Работа не прекращается ни на минуту. Нужна информация, нужны источники. Надо быть в городе, в полной темноте ходить по пустынным улицам, встречаться с теми, кто нам нужен.

Днем на улицах бушующие демонстрации, муллы в черных одеждах, смертники в белых саванах, мерные глухие раскаты: «Марг! Марг!» («Смерть! Смерть!»). Дети революции пожирают друг друга. Хомейни ведет войну на всех фронтах: против Ирака и против внутренней оппозиции, против США и СССР, против «продажных арабских режимов» и курдов, против неисламской культуры и не закрытых «хеджабом» женских лиц. Тотальная война, и мы, советские люди, в ее эпицентре. Советские — значит, русские, узбеки, азербайджанцы и армяне — наша резиденту- ра многонациональна.

Мы несем потери. Наши иранские помощники гибнут на иракском фронте в болотистой пустыне Хузистана, пропадают два старинных агента, власти выдворяют одного за другим моих заместителей. Москве нужна информация, и она ее получает. Для этого надо двигаться, думать, рисковать. Постоянно двигаться, иначе мы умрем в защитной скорлупе конспирации. Начальник должен быть примером для подчиненных. Тегеранской ночью, надев зеленую «пас- даранскую» куртку и разношенные башмаки на мягкой подошве, я выскакиваю из машины в непроглядную тьму, в узкие переулки, в мир тревожных шорохов для того, чтобы встретиться со своим источником. Ровным и быстрым шагом, вглядываясь в темноту, проверенным заранее маршрутом — вперед, вперед, вперед! Лишь бы не нарваться на исламский патруль, не услышать истошный вопль «Ист!» («Стой!»). Исламские стражи почему‑то всегда кричат истошными голосами.
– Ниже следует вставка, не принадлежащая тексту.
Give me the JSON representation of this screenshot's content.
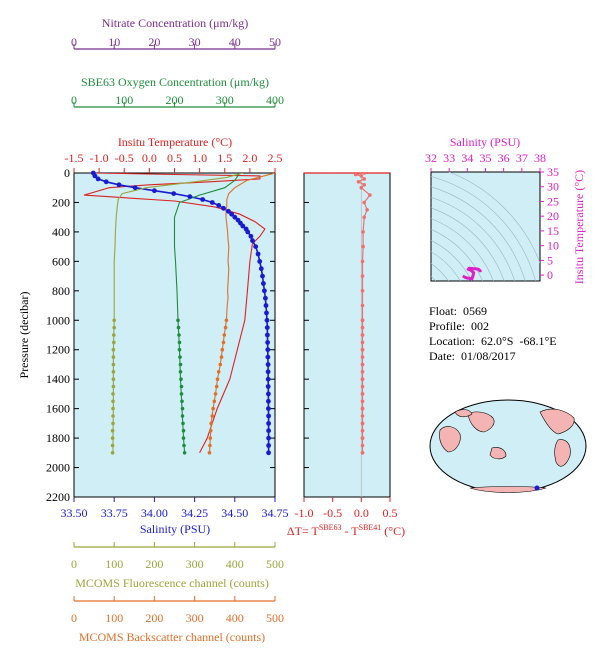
{
  "colors": {
    "temperature": "#e02020",
    "salinity": "#1a1ad0",
    "oxygen": "#1e8c3c",
    "nitrate": "#7b2d8c",
    "fluorescence": "#9aa53a",
    "backscatter": "#e0702a",
    "ts_diagram": "#e01fc8",
    "panel_bg": "#cfeef6",
    "land": "#f4b4b4"
  },
  "float_info": {
    "float": "Float:  0569",
    "profile": "Profile:  002",
    "location": "Location:  62.0°S  -68.1°E",
    "date": "Date:  01/08/2017"
  },
  "chart_data": [
    {
      "type": "line",
      "panel": "main-profiles",
      "ylabel": "Pressure (decibar)",
      "ylim": [
        2200,
        0
      ],
      "yticks": [
        "0",
        "200",
        "400",
        "600",
        "800",
        "1000",
        "1200",
        "1400",
        "1600",
        "1800",
        "2000",
        "2200"
      ],
      "axes": {
        "nitrate": {
          "label": "Nitrate Concentration (μm/kg)",
          "range": [
            0,
            50
          ],
          "ticks": [
            "0",
            "10",
            "20",
            "30",
            "40",
            "50"
          ]
        },
        "oxygen": {
          "label": "SBE63 Oxygen Concentration (μm/kg)",
          "range": [
            0,
            400
          ],
          "ticks": [
            "0",
            "100",
            "200",
            "300",
            "400"
          ]
        },
        "temperature": {
          "label": "Insitu Temperature (°C)",
          "range": [
            -1.5,
            2.5
          ],
          "ticks": [
            "-1.5",
            "-1.0",
            "-0.5",
            "0.0",
            "0.5",
            "1.0",
            "1.5",
            "2.0",
            "2.5"
          ]
        },
        "salinity": {
          "label": "Salinity (PSU)",
          "range": [
            33.5,
            34.75
          ],
          "ticks": [
            "33.50",
            "33.75",
            "34.00",
            "34.25",
            "34.50",
            "34.75"
          ]
        },
        "fluorescence": {
          "label": "MCOMS Fluorescence channel (counts)",
          "range": [
            0,
            500
          ],
          "ticks": [
            "0",
            "100",
            "200",
            "300",
            "400",
            "500"
          ]
        },
        "backscatter": {
          "label": "MCOMS Backscatter channel (counts)",
          "range": [
            0,
            500
          ],
          "ticks": [
            "0",
            "100",
            "200",
            "300",
            "400",
            "500"
          ]
        }
      },
      "series": [
        {
          "key": "temperature",
          "axis": "temperature",
          "style": "line",
          "pressure": [
            0,
            10,
            20,
            40,
            60,
            80,
            100,
            150,
            190,
            230,
            280,
            330,
            380,
            430,
            480,
            600,
            800,
            1000,
            1200,
            1400,
            1600,
            1800,
            1900
          ],
          "values": [
            -1.1,
            0.5,
            2.2,
            2.2,
            1.2,
            0.0,
            -0.8,
            -1.3,
            0.5,
            1.3,
            1.8,
            2.1,
            2.3,
            2.2,
            2.05,
            2.0,
            1.95,
            1.9,
            1.75,
            1.6,
            1.35,
            1.15,
            1.0
          ]
        },
        {
          "key": "salinity",
          "axis": "salinity",
          "style": "line+points",
          "pressure": [
            0,
            20,
            40,
            60,
            80,
            100,
            120,
            140,
            160,
            180,
            200,
            220,
            240,
            260,
            280,
            300,
            320,
            340,
            360,
            380,
            400,
            430,
            460,
            500,
            550,
            600,
            650,
            700,
            750,
            800,
            850,
            900,
            950,
            1000,
            1050,
            1100,
            1150,
            1200,
            1250,
            1300,
            1350,
            1400,
            1450,
            1500,
            1550,
            1600,
            1650,
            1700,
            1750,
            1800,
            1850,
            1900
          ],
          "values": [
            33.62,
            33.63,
            33.65,
            33.7,
            33.78,
            33.88,
            34.0,
            34.12,
            34.22,
            34.3,
            34.36,
            34.4,
            34.43,
            34.46,
            34.48,
            34.5,
            34.52,
            34.535,
            34.55,
            34.57,
            34.58,
            34.6,
            34.61,
            34.63,
            34.645,
            34.655,
            34.665,
            34.672,
            34.678,
            34.684,
            34.69,
            34.694,
            34.697,
            34.7,
            34.702,
            34.703,
            34.704,
            34.705,
            34.706,
            34.707,
            34.707,
            34.708,
            34.708,
            34.709,
            34.709,
            34.709,
            34.71,
            34.71,
            34.71,
            34.71,
            34.71,
            34.71
          ]
        },
        {
          "key": "oxygen",
          "axis": "oxygen",
          "style": "line",
          "pressure": [
            0,
            50,
            100,
            150,
            200,
            300,
            400,
            500,
            600,
            800,
            1000,
            1200,
            1400,
            1600,
            1800,
            1900
          ],
          "values": [
            330,
            320,
            300,
            250,
            210,
            200,
            200,
            200,
            202,
            205,
            207,
            210,
            212,
            215,
            218,
            220
          ]
        },
        {
          "key": "oxygen-bottle",
          "axis": "oxygen",
          "style": "points",
          "pressure": [
            1000,
            1050,
            1100,
            1150,
            1200,
            1250,
            1300,
            1350,
            1400,
            1450,
            1500,
            1550,
            1600,
            1650,
            1700,
            1750,
            1800,
            1850,
            1900
          ],
          "values": [
            207,
            208,
            209,
            210,
            210,
            211,
            212,
            212,
            213,
            214,
            214,
            215,
            216,
            216,
            217,
            218,
            218,
            219,
            220
          ]
        },
        {
          "key": "fluorescence",
          "axis": "fluorescence",
          "style": "line",
          "pressure": [
            0,
            30,
            60,
            100,
            140,
            180,
            220,
            300,
            400,
            500,
            600,
            700,
            800,
            900,
            1000,
            1200,
            1400,
            1600,
            1800,
            1900
          ],
          "values": [
            420,
            380,
            300,
            180,
            120,
            110,
            108,
            105,
            103,
            102,
            100,
            100,
            100,
            100,
            100,
            98,
            98,
            98,
            97,
            97
          ]
        },
        {
          "key": "fluorescence-points",
          "axis": "fluorescence",
          "style": "points",
          "pressure": [
            1000,
            1050,
            1100,
            1150,
            1200,
            1250,
            1300,
            1350,
            1400,
            1450,
            1500,
            1550,
            1600,
            1650,
            1700,
            1750,
            1800,
            1850,
            1900
          ],
          "values": [
            100,
            100,
            99,
            99,
            98,
            98,
            98,
            98,
            98,
            98,
            97,
            97,
            97,
            97,
            97,
            96,
            96,
            96,
            96
          ]
        },
        {
          "key": "backscatter",
          "axis": "backscatter",
          "style": "line",
          "pressure": [
            0,
            50,
            100,
            140,
            180,
            220,
            260,
            300,
            350,
            400,
            450,
            500,
            550,
            600,
            650,
            700,
            750,
            800,
            850,
            900,
            950,
            1000,
            1100,
            1200,
            1300,
            1400,
            1500,
            1600,
            1700,
            1800,
            1900
          ],
          "values": [
            500,
            430,
            400,
            385,
            380,
            380,
            378,
            378,
            380,
            382,
            383,
            385,
            384,
            383,
            385,
            384,
            383,
            382,
            383,
            381,
            380,
            379,
            374,
            369,
            364,
            357,
            352,
            346,
            341,
            339,
            337
          ]
        },
        {
          "key": "backscatter-points",
          "axis": "backscatter",
          "style": "points",
          "pressure": [
            1000,
            1050,
            1100,
            1150,
            1200,
            1250,
            1300,
            1350,
            1400,
            1450,
            1500,
            1550,
            1600,
            1650,
            1700,
            1750,
            1800,
            1850,
            1900
          ],
          "values": [
            379,
            377,
            374,
            372,
            369,
            367,
            364,
            360,
            357,
            355,
            352,
            349,
            346,
            344,
            341,
            340,
            339,
            338,
            337
          ]
        }
      ]
    },
    {
      "type": "line",
      "panel": "temperature-difference",
      "xlabel": "ΔT= T^SBE63 - T^SBE41 (°C)",
      "xlim": [
        -1.0,
        0.5
      ],
      "xticks": [
        "-1.0",
        "-0.5",
        "0.0",
        "0.5"
      ],
      "ylim": [
        2200,
        0
      ],
      "series": [
        {
          "key": "delta-t",
          "style": "line+points",
          "pressure": [
            0,
            10,
            20,
            40,
            60,
            80,
            100,
            150,
            200,
            250,
            300,
            400,
            500,
            600,
            700,
            800,
            900,
            1000,
            1100,
            1200,
            1300,
            1400,
            1500,
            1600,
            1700,
            1800,
            1900
          ],
          "values": [
            0.05,
            -0.1,
            0.0,
            0.05,
            -0.05,
            0.05,
            0.0,
            0.15,
            0.05,
            0.1,
            0.05,
            0.03,
            0.03,
            0.02,
            0.02,
            0.02,
            0.02,
            0.02,
            0.02,
            0.02,
            0.02,
            0.02,
            0.02,
            0.02,
            0.02,
            0.02,
            0.02
          ]
        },
        {
          "key": "delta-t-points",
          "style": "points",
          "pressure": [
            1000,
            1050,
            1100,
            1150,
            1200,
            1250,
            1300,
            1350,
            1400,
            1450,
            1500,
            1550,
            1600,
            1650,
            1700,
            1750,
            1800,
            1850,
            1900
          ],
          "values": [
            0.02,
            0.02,
            0.02,
            0.02,
            0.02,
            0.02,
            0.02,
            0.02,
            0.02,
            0.02,
            0.02,
            0.02,
            0.02,
            0.02,
            0.02,
            0.02,
            0.02,
            0.02,
            0.02
          ]
        }
      ]
    },
    {
      "type": "line",
      "panel": "ts-diagram",
      "xlabel": "Salinity (PSU)",
      "ylabel": "Insitu Temperature (°C)",
      "xlim": [
        32,
        38
      ],
      "ylim": [
        -2,
        35
      ],
      "xticks": [
        "32",
        "33",
        "34",
        "35",
        "36",
        "37",
        "38"
      ],
      "yticks": [
        "0",
        "5",
        "10",
        "15",
        "20",
        "25",
        "30",
        "35"
      ],
      "series": [
        {
          "key": "ts-curve",
          "salinity": [
            33.75,
            33.9,
            34.0,
            34.1,
            34.2,
            34.25,
            34.3,
            34.35,
            34.2,
            34.05,
            34.1,
            34.3,
            34.5,
            34.6,
            34.65,
            34.7,
            34.71
          ],
          "temperature": [
            -0.3,
            -0.8,
            -1.0,
            -1.1,
            -1.3,
            -1.3,
            -0.5,
            0.8,
            1.6,
            2.0,
            2.3,
            2.2,
            2.1,
            2.0,
            1.8,
            1.5,
            1.0
          ]
        }
      ]
    },
    {
      "type": "scatter",
      "panel": "location-map",
      "series": [
        {
          "key": "float-position",
          "lon": [
            -68.1
          ],
          "lat": [
            -62.0
          ]
        }
      ]
    }
  ]
}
В Иране трудна вербовочная работа. Мне удается тем не менее лично приобрести источник. Резидент имеет право жестко требовать со своих работников. Официальное право подкрепляется моральным: мои люди знают, что их шеф не отсиживается за каменными стенами посольства.

Тяжелая, тревожная, боевая жизнь. Черным пятном вторгается в нее измена Кузичкина, будь проклято его паскудное имя!

Четыре года в исламском революционном Иране, шесть лет выслуги. Интересно, сколько же лет моей жизни отнял Иран?

«… в сердце улеглась былая рана…»

Затем Москва. Вернее, Москва‑Кабул. Двадцать с лишним раз я видел с воздуха величественную панораму гор и лежащий между ними невзрачный, серый город. Благоуханный весенний запах предгорья, первозданная азиатская тишина, откуда‑то доносится простой и милый звук флейты. И вдруг — взрывы, разноцветные трассы снарядов над головой, оглушительные удары тяжелой артиллерии, открывающей ответный огонь. Нас, людей из Москвы, большое и малое начальство, берегут. Машины бронированные, следом вооруженная автоматами охрана. Реактивному снаряду все это безразлично…

«Иль чума меня подцепит, иль мороз окостенит, иль мне в бок ракету влепит бородатый муджахид?» — подсказывает современный вариант Пушкин.

Бесконечные встречи, беседы, совещания. Задушевные разговоры с Кармалем, затем с Наджибуллой, их сподвижниками, единомышленниками и соперниками. Войска уходят, но дружественная России власть должна выжить.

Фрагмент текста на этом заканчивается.